Hari wanita internasional  jatuh setiap tanggal 8 Maret, Hari Wanita Internasional memiliki sejarah panjang di mana mulai dirayakan sejak tahun 1909. Perayaan pertama ini dilakukan di New York, AS oleh Partai Sosialis Amerika untuk memperingati International Ladies’ Garment Workers’ Union satu tahun sebelumnya. Aslinya lebih dikenal dengan International Working Women’s Day hingga beberapa tahun kemudian kata Working dihilangkan untuk lebih merangkul seluruh wanita baik yang pekerja atau bukan. Perayaan ini juga selalu menjadi agenda tetap PBB setiap tahun dengan menampilkan tema khusus. Dimulai pada tahun 1996 dengan tema Celebrating the Past, Planning for the Future hingga pada tahun 2020 ini tema yang diusung adalah Each for Equal. Dalam situs women’s day dijelaskan pula alasan dibalik terpilihnya tema kampanye tersebut. "Dunia yang setara adalah dunia yang memungkinkan untuk melakukan apapun. Kesetaraan bukan hanya isu wanita tapi juga isu bisnis. Kesetaraan gender sangat penting untuk perkembangan ekonomi dan masyarakat. Dunia yang setara secara gender bisa jadi lebih sehat, kaya dan harmonis," demikian penjelasan di situs resmi tersebut.

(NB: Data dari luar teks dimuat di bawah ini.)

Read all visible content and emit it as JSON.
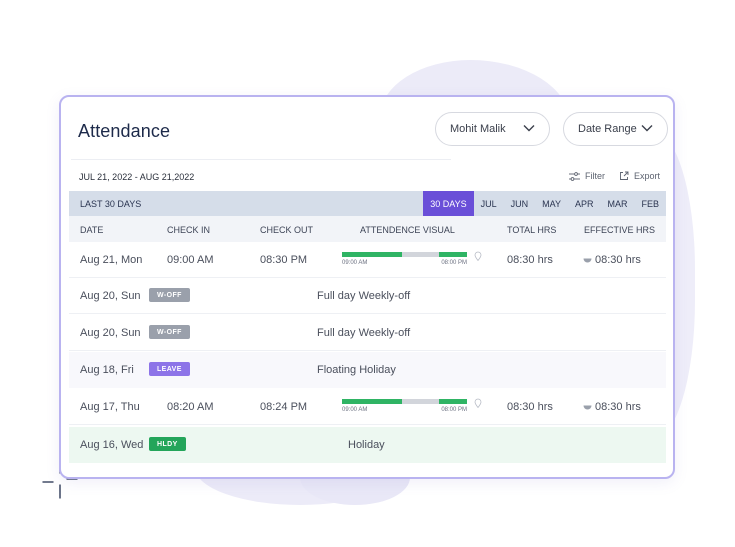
{
  "title": "Attendance",
  "user_filter": "Mohit Malik",
  "date_filter": "Date Range",
  "date_range": "JUL 21, 2022 - AUG 21,2022",
  "actions": {
    "filter": "Filter",
    "export": "Export"
  },
  "period_label": "LAST 30 DAYS",
  "tabs": [
    "30 DAYS",
    "JUL",
    "JUN",
    "MAY",
    "APR",
    "MAR",
    "FEB"
  ],
  "active_tab": "30 DAYS",
  "columns": {
    "date": "DATE",
    "check_in": "CHECK IN",
    "check_out": "CHECK OUT",
    "visual": "ATTENDENCE VISUAL",
    "total": "TOTAL HRS",
    "effective": "EFFECTIVE HRS"
  },
  "visual_start": "09:00 AM",
  "visual_end": "08:00 PM",
  "rows": [
    {
      "date": "Aug 21, Mon",
      "check_in": "09:00 AM",
      "check_out": "08:30 PM",
      "total": "08:30 hrs",
      "effective": "08:30 hrs"
    },
    {
      "date": "Aug 20, Sun",
      "badge": "W-OFF",
      "note": "Full day Weekly-off"
    },
    {
      "date": "Aug 20, Sun",
      "badge": "W-OFF",
      "note": "Full day Weekly-off"
    },
    {
      "date": "Aug 18, Fri",
      "badge": "LEAVE",
      "note": "Floating Holiday"
    },
    {
      "date": "Aug 17, Thu",
      "check_in": "08:20 AM",
      "check_out": "08:24 PM",
      "total": "08:30 hrs",
      "effective": "08:30 hrs"
    },
    {
      "date": "Aug 16, Wed",
      "badge": "HLDY",
      "note": "Holiday"
    }
  ],
  "colors": {
    "accent": "#6a4fd8",
    "present_bar": "#2fb464",
    "woff_badge": "#9aa0ab",
    "leave_badge": "#8d74e8",
    "holiday_badge": "#23a55a",
    "card_border": "#b9b3f0"
  },
  "icons": {
    "filter": "sliders-icon",
    "export": "export-icon",
    "dropdown": "chevron-down-icon",
    "location": "location-pin-icon",
    "effective": "half-circle-icon"
  }
}
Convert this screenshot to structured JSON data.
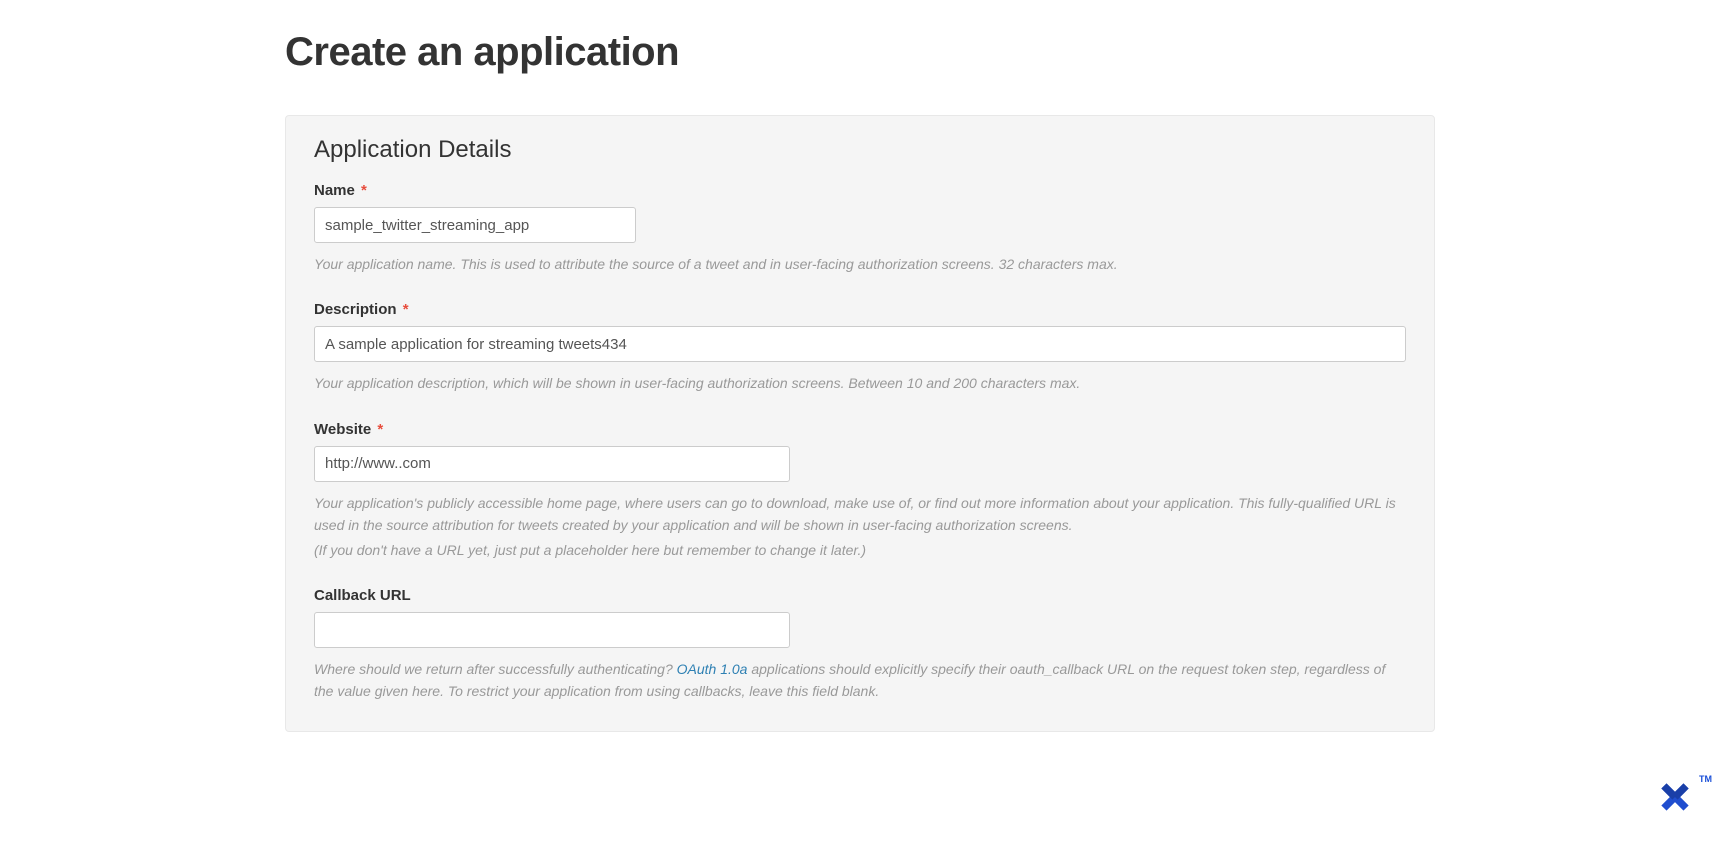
{
  "page": {
    "title": "Create an application"
  },
  "section": {
    "title": "Application Details"
  },
  "fields": {
    "name": {
      "label": "Name",
      "required_mark": "*",
      "value": "sample_twitter_streaming_app",
      "help": "Your application name. This is used to attribute the source of a tweet and in user-facing authorization screens. 32 characters max."
    },
    "description": {
      "label": "Description",
      "required_mark": "*",
      "value": "A sample application for streaming tweets434",
      "help": "Your application description, which will be shown in user-facing authorization screens. Between 10 and 200 characters max."
    },
    "website": {
      "label": "Website",
      "required_mark": "*",
      "value": "http://www..com",
      "help_line1": "Your application's publicly accessible home page, where users can go to download, make use of, or find out more information about your application. This fully-qualified URL is used in the source attribution for tweets created by your application and will be shown in user-facing authorization screens.",
      "help_line2": "(If you don't have a URL yet, just put a placeholder here but remember to change it later.)"
    },
    "callback": {
      "label": "Callback URL",
      "value": "",
      "help_before_link": "Where should we return after successfully authenticating? ",
      "link_text": "OAuth 1.0a",
      "help_after_link": " applications should explicitly specify their oauth_callback URL on the request token step, regardless of the value given here. To restrict your application from using callbacks, leave this field blank."
    }
  },
  "watermark": {
    "tm": "TM"
  }
}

Sesuai dengan isu kesetaraan yang mulai semakin difokuskan oleh banyak pihak, PBB ingin lebih berkomitmen pada isu pemberdayaan, kesetaraan dan hak asasi para wanita.   Indonesia sendiri yang mendapat skor 65 berdasarkan freedomhouse.org untuk penerapan kebebasan dan demokrasi dinilai sudah cukup mendukung isu kesetaraan dan pemberdayaan wanita. Hal ini bisa dilihat di artikel Para Srikandi Indonesia yang Mendunia di mana sudah banyak wanita Indonesia yang berperan penting bahkan sering kali di atas para pria.

Benar kah para wanita kini sejahtera dengan isu kesetaraan gender??
Jumlah kekerasan terhadap perempuan yang dilaporkan di Indonesia cenderung meningkat dalam kurun waktu 11 tahun. Berdasarkan catatan kekerasan terhadap perempuan (CATAHU), pada 2019 kekerasan terhadap perempuan sebanyak 431.471 kasus. Angka ini meningkat 693% dari 2008 yang hanya 54.425 kasus. Angka tersebut masih merupakan fenomena gunung es. Dalam kondisi sebenarnya masih terdapat perempuan yang mengalami kekerasan dan tidak melaporkan. Di sisi lain, peningkatan laporan tersebut juga mengindikasikan adanya peningkatan keberanian korban melapor dan mulai percaya lembaga yang menaungi isu kekerasan terhadap perempuan.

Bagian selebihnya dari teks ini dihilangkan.